5)財源:国、都道府県、市町村でそれぞれ分担する。
・生活保護法(法律)、生活保護法施行令(政令)、生活保護法施行規則(省令)で規定されている。
・そのほかに、生活保護手帳(マニュアル)、「生活保護手帳別冊問答集」(マニュアル)がある。
政令:内閣が法律の執行にともなって定める命令。施行令などの名称
省令:担当府省が法律の執行にともなって定める命令。施行規則などの名称
通達・通知:行政内の上位機関から下位期間に出す命令・指示
実施要領:現場のマニュアル。なぜ作る?
・政策の実施にあたり、現場で上記を一つ一つ参照することはむずかしい
・上記には具体的な状況における判断は記せない
政策を実施するにうえで国は法律、政令、省令を定める
担当府省から現場の都道府県・市町村に通達・通知が行われる
現場で運用する(させる)にあたりマニュアルが作成される
→具体例を挙げて考えてみてください。
●政策デザインにおける「現場知」と「常識知」(秋吉,2017,pp.192-193より抜粋)
・理論知:政策共同体を構成する専門家が有する知識
・現場知:現場での経験によって蓄積されてきた知識。利害関係者(当事者)が有する。
・常識知:社会常識にもとづく判断による知識。一般市民が有する。
→アクションリサーチに関する近年の議論との関連を考えてみてください。
●政策デザインにおける専門家の位置づけの変化(秋吉,2017,pp.212-214)(※)
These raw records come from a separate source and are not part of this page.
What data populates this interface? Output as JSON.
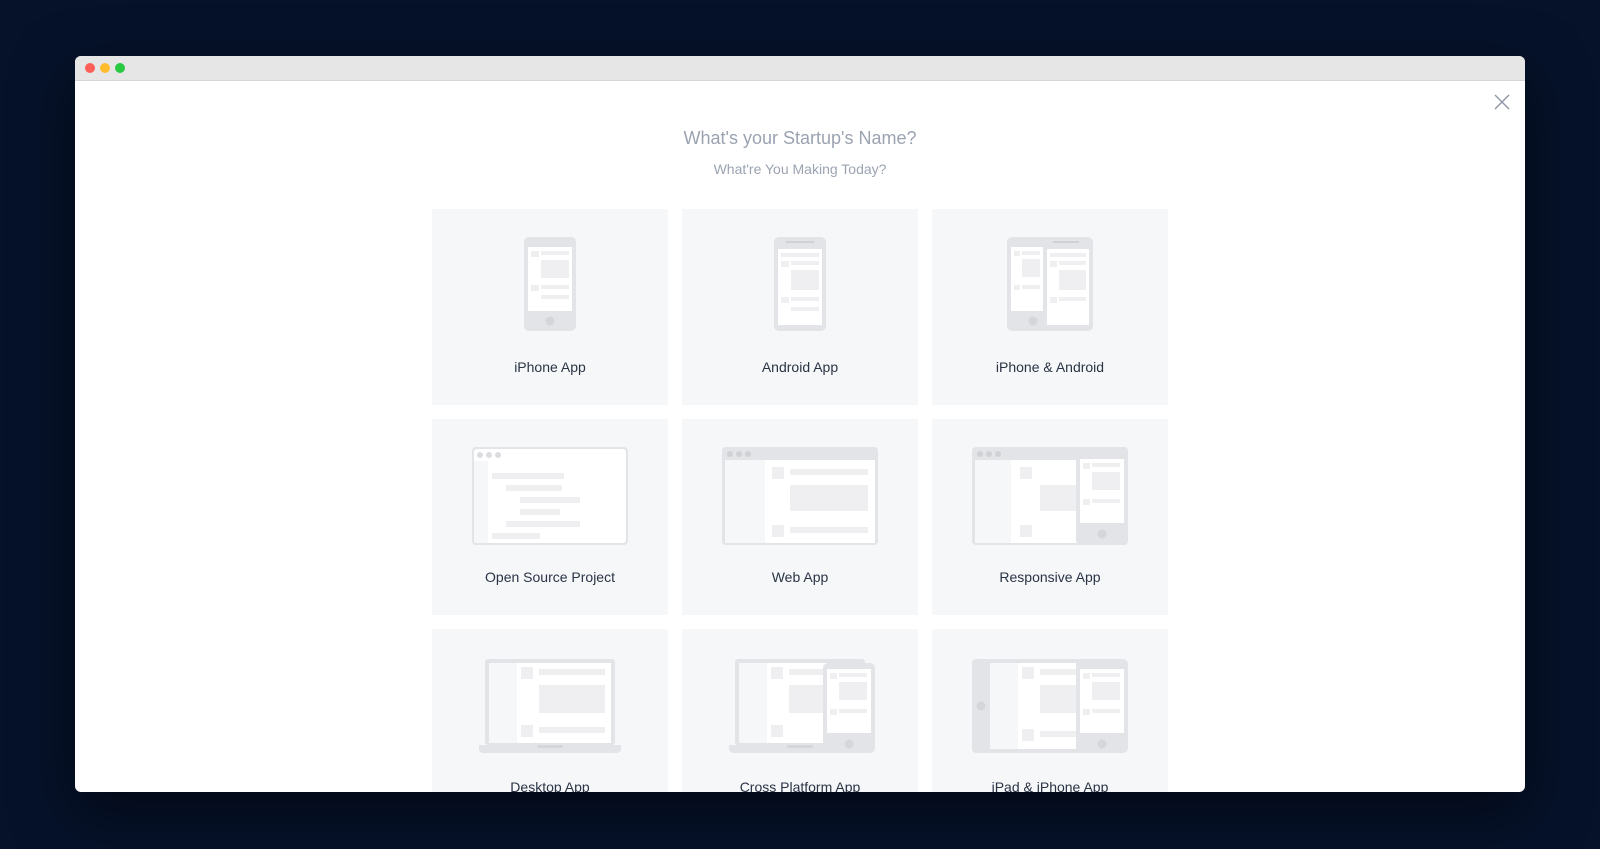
{
  "window": {
    "title": ""
  },
  "header": {
    "title": "What's your Startup's Name?",
    "subtitle": "What're You Making Today?"
  },
  "options": [
    {
      "label": "iPhone App",
      "icon": "iphone-icon"
    },
    {
      "label": "Android App",
      "icon": "android-phone-icon"
    },
    {
      "label": "iPhone & Android",
      "icon": "iphone-android-icon"
    },
    {
      "label": "Open Source Project",
      "icon": "open-source-browser-icon"
    },
    {
      "label": "Web App",
      "icon": "web-browser-icon"
    },
    {
      "label": "Responsive App",
      "icon": "responsive-icon"
    },
    {
      "label": "Desktop App",
      "icon": "laptop-icon"
    },
    {
      "label": "Cross Platform App",
      "icon": "cross-platform-icon"
    },
    {
      "label": "iPad & iPhone App",
      "icon": "ipad-iphone-icon"
    }
  ],
  "colors": {
    "background": "#06122a",
    "card": "#f6f7f9",
    "illustration": "#e3e4e7",
    "text": "#2a3445",
    "muted": "#9ba3b1"
  }
}
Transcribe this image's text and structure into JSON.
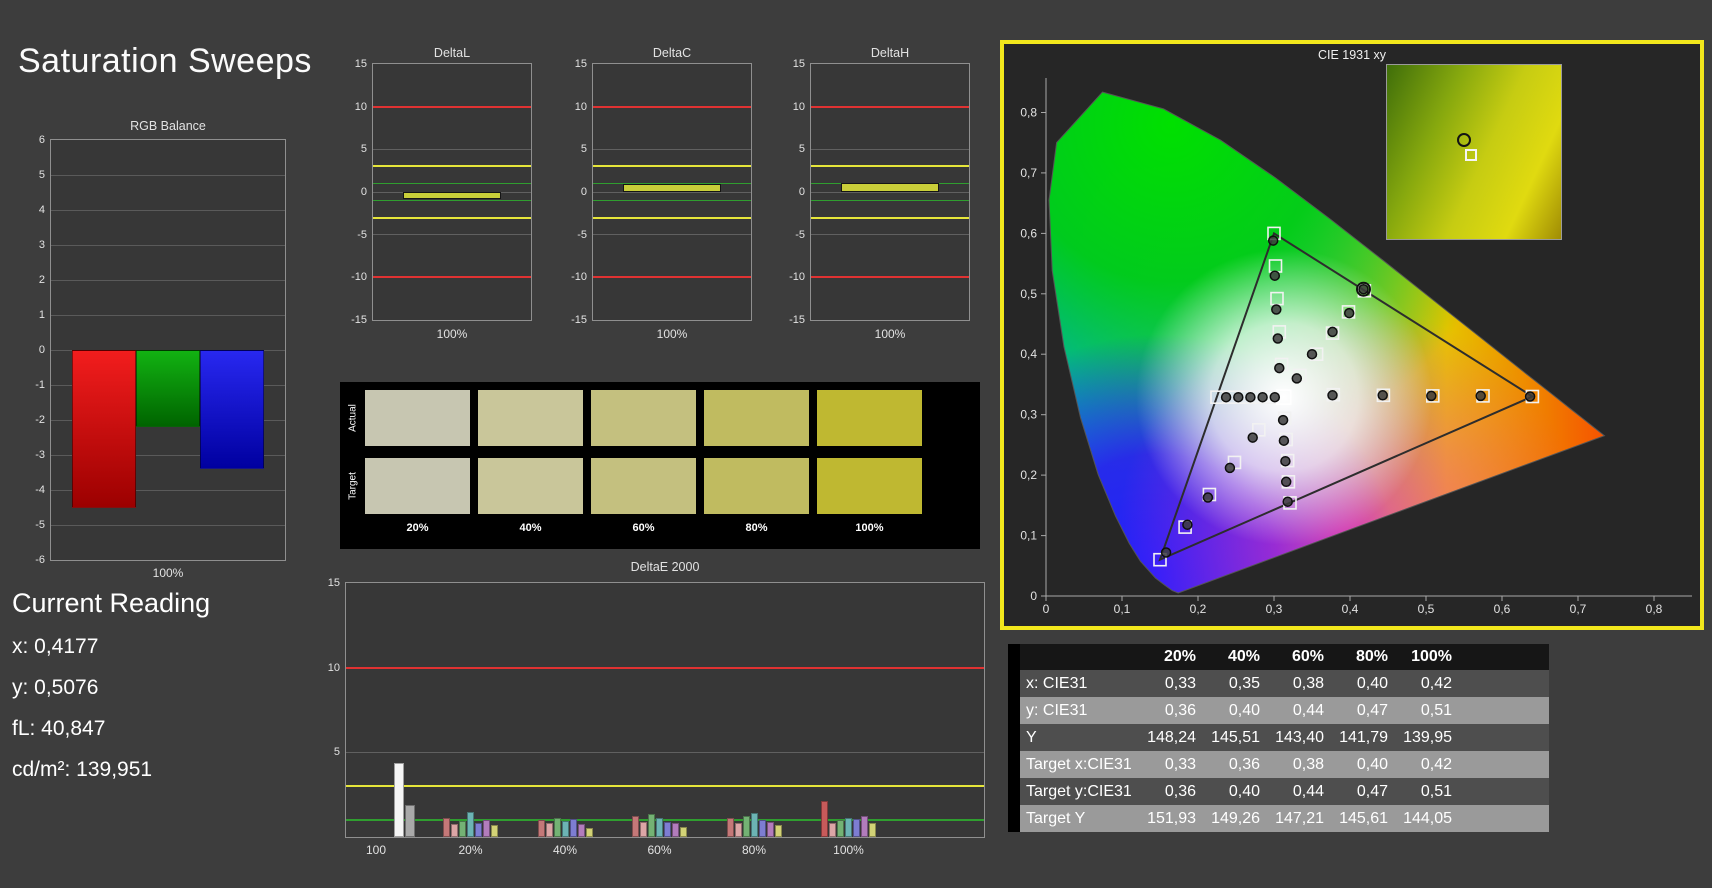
{
  "page": {
    "title": "Saturation Sweeps"
  },
  "current_reading": {
    "heading": "Current Reading",
    "lines": [
      "x: 0,4177",
      "y: 0,5076",
      "fL: 40,847",
      "cd/m²: 139,951"
    ]
  },
  "swatches": {
    "row_labels": [
      "Actual",
      "Target"
    ],
    "col_labels": [
      "20%",
      "40%",
      "60%",
      "80%",
      "100%"
    ],
    "actual_colors": [
      "#c7c6b1",
      "#c9c69a",
      "#c4c07f",
      "#c0bb60",
      "#bfb831"
    ],
    "target_colors": [
      "#c7c6b1",
      "#c9c69a",
      "#c4c07f",
      "#c0bb60",
      "#bfb831"
    ]
  },
  "table": {
    "columns": [
      "20%",
      "40%",
      "60%",
      "80%",
      "100%"
    ],
    "rows": [
      {
        "label": "x: CIE31",
        "values": [
          "0,33",
          "0,35",
          "0,38",
          "0,40",
          "0,42"
        ]
      },
      {
        "label": "y: CIE31",
        "values": [
          "0,36",
          "0,40",
          "0,44",
          "0,47",
          "0,51"
        ]
      },
      {
        "label": "Y",
        "values": [
          "148,24",
          "145,51",
          "143,40",
          "141,79",
          "139,95"
        ]
      },
      {
        "label": "Target x:CIE31",
        "values": [
          "0,33",
          "0,36",
          "0,38",
          "0,40",
          "0,42"
        ]
      },
      {
        "label": "Target y:CIE31",
        "values": [
          "0,36",
          "0,40",
          "0,44",
          "0,47",
          "0,51"
        ]
      },
      {
        "label": "Target Y",
        "values": [
          "151,93",
          "149,26",
          "147,21",
          "145,61",
          "144,05"
        ]
      }
    ]
  },
  "chart_data": [
    {
      "id": "rgb_balance",
      "type": "bar",
      "title": "RGB Balance",
      "xlabel": "100%",
      "ylim": [
        -6,
        6
      ],
      "yticks": [
        6,
        5,
        4,
        3,
        2,
        1,
        0,
        -1,
        -2,
        -3,
        -4,
        -5,
        -6
      ],
      "categories": [
        "Red",
        "Green",
        "Blue"
      ],
      "values": [
        -4.5,
        -2.2,
        -3.4
      ],
      "colors": [
        [
          "#f21d1d",
          "#9c0000"
        ],
        [
          "#12b212",
          "#006400"
        ],
        [
          "#2828f0",
          "#0000a0"
        ]
      ]
    },
    {
      "id": "deltaL",
      "type": "bar",
      "title": "DeltaL",
      "xlabel": "100%",
      "ylim": [
        -15,
        15
      ],
      "yticks": [
        15,
        10,
        5,
        0,
        -5,
        -10,
        -15
      ],
      "limits": {
        "red": 10,
        "yellow": 3,
        "green": 1
      },
      "categories": [
        "100%"
      ],
      "values": [
        -0.8
      ],
      "bar_color": "#c9ce39"
    },
    {
      "id": "deltaC",
      "type": "bar",
      "title": "DeltaC",
      "xlabel": "100%",
      "ylim": [
        -15,
        15
      ],
      "yticks": [
        15,
        10,
        5,
        0,
        -5,
        -10,
        -15
      ],
      "limits": {
        "red": 10,
        "yellow": 3,
        "green": 1
      },
      "categories": [
        "100%"
      ],
      "values": [
        0.9
      ],
      "bar_color": "#c9ce39"
    },
    {
      "id": "deltaH",
      "type": "bar",
      "title": "DeltaH",
      "xlabel": "100%",
      "ylim": [
        -15,
        15
      ],
      "yticks": [
        15,
        10,
        5,
        0,
        -5,
        -10,
        -15
      ],
      "limits": {
        "red": 10,
        "yellow": 3,
        "green": 1
      },
      "categories": [
        "100%"
      ],
      "values": [
        1.0
      ],
      "bar_color": "#c9ce39"
    },
    {
      "id": "deltaE2000",
      "type": "bar",
      "title": "DeltaE 2000",
      "ylim": [
        0,
        15
      ],
      "yticks": [
        15,
        10,
        5
      ],
      "limits": {
        "red": 10,
        "yellow": 3,
        "green": 1
      },
      "groups": [
        {
          "label": "100",
          "bars": [
            {
              "color": "#f5f5f5",
              "value": 4.35
            },
            {
              "color": "#a9a9a9",
              "value": 1.9
            }
          ]
        },
        {
          "label": "20%",
          "bars": [
            {
              "color": "#c47878",
              "value": 1.15
            },
            {
              "color": "#dca6a6",
              "value": 0.75
            },
            {
              "color": "#74b274",
              "value": 0.95
            },
            {
              "color": "#6cb4b4",
              "value": 1.45
            },
            {
              "color": "#7d7dd2",
              "value": 0.8
            },
            {
              "color": "#b27cbc",
              "value": 1.0
            },
            {
              "color": "#d2d276",
              "value": 0.7
            }
          ]
        },
        {
          "label": "40%",
          "bars": [
            {
              "color": "#c47878",
              "value": 1.0
            },
            {
              "color": "#dca6a6",
              "value": 0.85
            },
            {
              "color": "#74b274",
              "value": 1.15
            },
            {
              "color": "#6cb4b4",
              "value": 0.95
            },
            {
              "color": "#7d7dd2",
              "value": 1.05
            },
            {
              "color": "#b27cbc",
              "value": 0.75
            },
            {
              "color": "#d2d276",
              "value": 0.55
            }
          ]
        },
        {
          "label": "60%",
          "bars": [
            {
              "color": "#c47878",
              "value": 1.25
            },
            {
              "color": "#dca6a6",
              "value": 0.9
            },
            {
              "color": "#74b274",
              "value": 1.35
            },
            {
              "color": "#6cb4b4",
              "value": 1.15
            },
            {
              "color": "#7d7dd2",
              "value": 0.9
            },
            {
              "color": "#b27cbc",
              "value": 0.8
            },
            {
              "color": "#d2d276",
              "value": 0.6
            }
          ]
        },
        {
          "label": "80%",
          "bars": [
            {
              "color": "#c47878",
              "value": 1.15
            },
            {
              "color": "#dca6a6",
              "value": 0.8
            },
            {
              "color": "#74b274",
              "value": 1.25
            },
            {
              "color": "#6cb4b4",
              "value": 1.4
            },
            {
              "color": "#7d7dd2",
              "value": 1.0
            },
            {
              "color": "#b27cbc",
              "value": 0.9
            },
            {
              "color": "#d2d276",
              "value": 0.7
            }
          ]
        },
        {
          "label": "100%",
          "bars": [
            {
              "color": "#c85a5a",
              "value": 2.15
            },
            {
              "color": "#dca6a6",
              "value": 0.8
            },
            {
              "color": "#74b274",
              "value": 1.0
            },
            {
              "color": "#6cb4b4",
              "value": 1.1
            },
            {
              "color": "#7d7dd2",
              "value": 1.05
            },
            {
              "color": "#b27cbc",
              "value": 1.25
            },
            {
              "color": "#d2d276",
              "value": 0.85
            }
          ]
        }
      ]
    },
    {
      "id": "cie_1931_xy",
      "type": "scatter",
      "title": "CIE 1931 xy",
      "xlim": [
        0,
        0.85
      ],
      "ylim": [
        0,
        0.857
      ],
      "x_tick_labels": [
        "0",
        "0,1",
        "0,2",
        "0,3",
        "0,4",
        "0,5",
        "0,6",
        "0,7",
        "0,8"
      ],
      "y_tick_labels": [
        "0",
        "0,1",
        "0,2",
        "0,3",
        "0,4",
        "0,5",
        "0,6",
        "0,7",
        "0,8"
      ],
      "gamut_triangle": [
        [
          0.64,
          0.33
        ],
        [
          0.3,
          0.6
        ],
        [
          0.15,
          0.06
        ]
      ],
      "white_point": [
        0.3127,
        0.329
      ],
      "current": [
        0.4177,
        0.5076
      ],
      "targets": [
        [
          0.378,
          0.333
        ],
        [
          0.444,
          0.332
        ],
        [
          0.509,
          0.331
        ],
        [
          0.575,
          0.331
        ],
        [
          0.64,
          0.33
        ],
        [
          0.31,
          0.383
        ],
        [
          0.307,
          0.437
        ],
        [
          0.304,
          0.492
        ],
        [
          0.302,
          0.546
        ],
        [
          0.3,
          0.6
        ],
        [
          0.28,
          0.275
        ],
        [
          0.248,
          0.221
        ],
        [
          0.215,
          0.168
        ],
        [
          0.183,
          0.114
        ],
        [
          0.15,
          0.06
        ],
        [
          0.334,
          0.365
        ],
        [
          0.356,
          0.4
        ],
        [
          0.377,
          0.435
        ],
        [
          0.398,
          0.47
        ],
        [
          0.419,
          0.505
        ],
        [
          0.295,
          0.329
        ],
        [
          0.278,
          0.329
        ],
        [
          0.26,
          0.329
        ],
        [
          0.243,
          0.329
        ],
        [
          0.225,
          0.329
        ],
        [
          0.314,
          0.294
        ],
        [
          0.316,
          0.259
        ],
        [
          0.318,
          0.224
        ],
        [
          0.319,
          0.189
        ],
        [
          0.321,
          0.154
        ]
      ],
      "measurements": [
        [
          0.377,
          0.332
        ],
        [
          0.443,
          0.332
        ],
        [
          0.507,
          0.331
        ],
        [
          0.572,
          0.331
        ],
        [
          0.637,
          0.33
        ],
        [
          0.307,
          0.377
        ],
        [
          0.305,
          0.426
        ],
        [
          0.303,
          0.474
        ],
        [
          0.301,
          0.53
        ],
        [
          0.299,
          0.588
        ],
        [
          0.272,
          0.262
        ],
        [
          0.242,
          0.212
        ],
        [
          0.213,
          0.163
        ],
        [
          0.186,
          0.118
        ],
        [
          0.158,
          0.072
        ],
        [
          0.33,
          0.36
        ],
        [
          0.35,
          0.4
        ],
        [
          0.377,
          0.437
        ],
        [
          0.399,
          0.468
        ],
        [
          0.4177,
          0.5076
        ],
        [
          0.301,
          0.329
        ],
        [
          0.285,
          0.329
        ],
        [
          0.269,
          0.329
        ],
        [
          0.253,
          0.329
        ],
        [
          0.237,
          0.329
        ],
        [
          0.312,
          0.291
        ],
        [
          0.313,
          0.257
        ],
        [
          0.315,
          0.223
        ],
        [
          0.316,
          0.189
        ],
        [
          0.318,
          0.156
        ]
      ]
    }
  ]
}
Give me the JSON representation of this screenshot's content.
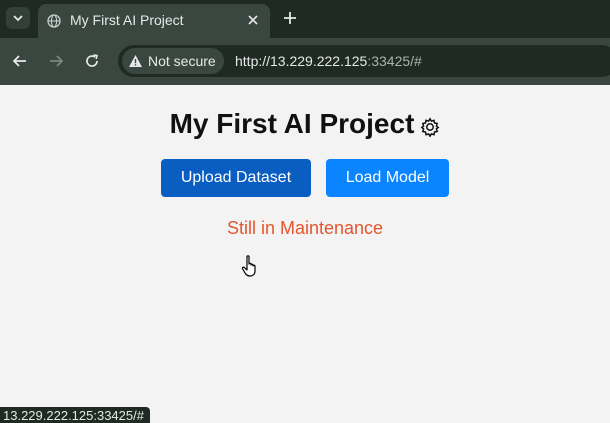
{
  "browser": {
    "tab": {
      "title": "My First AI Project",
      "favicon": "globe-icon"
    },
    "omnibox": {
      "security_label": "Not secure",
      "url_host": "http://13.229.222.125",
      "url_rest": ":33425/#"
    },
    "status_url": "13.229.222.125:33425/#"
  },
  "page": {
    "title": "My First AI Project",
    "title_icon": "gear-icon",
    "buttons": {
      "upload": "Upload Dataset",
      "load": "Load Model"
    },
    "notice": "Still in Maintenance"
  },
  "colors": {
    "upload_button": "#0a5ec2",
    "load_button": "#0a84ff",
    "notice_text": "#e4562d",
    "chrome_dark": "#1f2a24",
    "chrome_mid": "#3a4741"
  }
}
従来:合理的政策決定。専門家との関係は、諮問-答申関係
・政策決定の責任者は、専門家に政策問題の分析を依頼(諮問)する
・専門家は、第三者的に、政策問題を分析し、結果を報告(答申)する
→ 専門家は、政策決定過程の外部に位置する。中立的な立場と想定。
↓
政策問題は多くの主体が関わり複雑。多様な主体がかかわり政策を検討する必要
↓
近年:参加型政策分析
・専門家も政策議論に参加
・・情報を提供する役割
・・一般市民をサポートする役割
※さきほどの項目とは「専門家」の意味が異なるので注意
→ サイエンスコミュニケーションにおけるサイエンスカフェ、コンセンサス会議との関連を考えてみてください。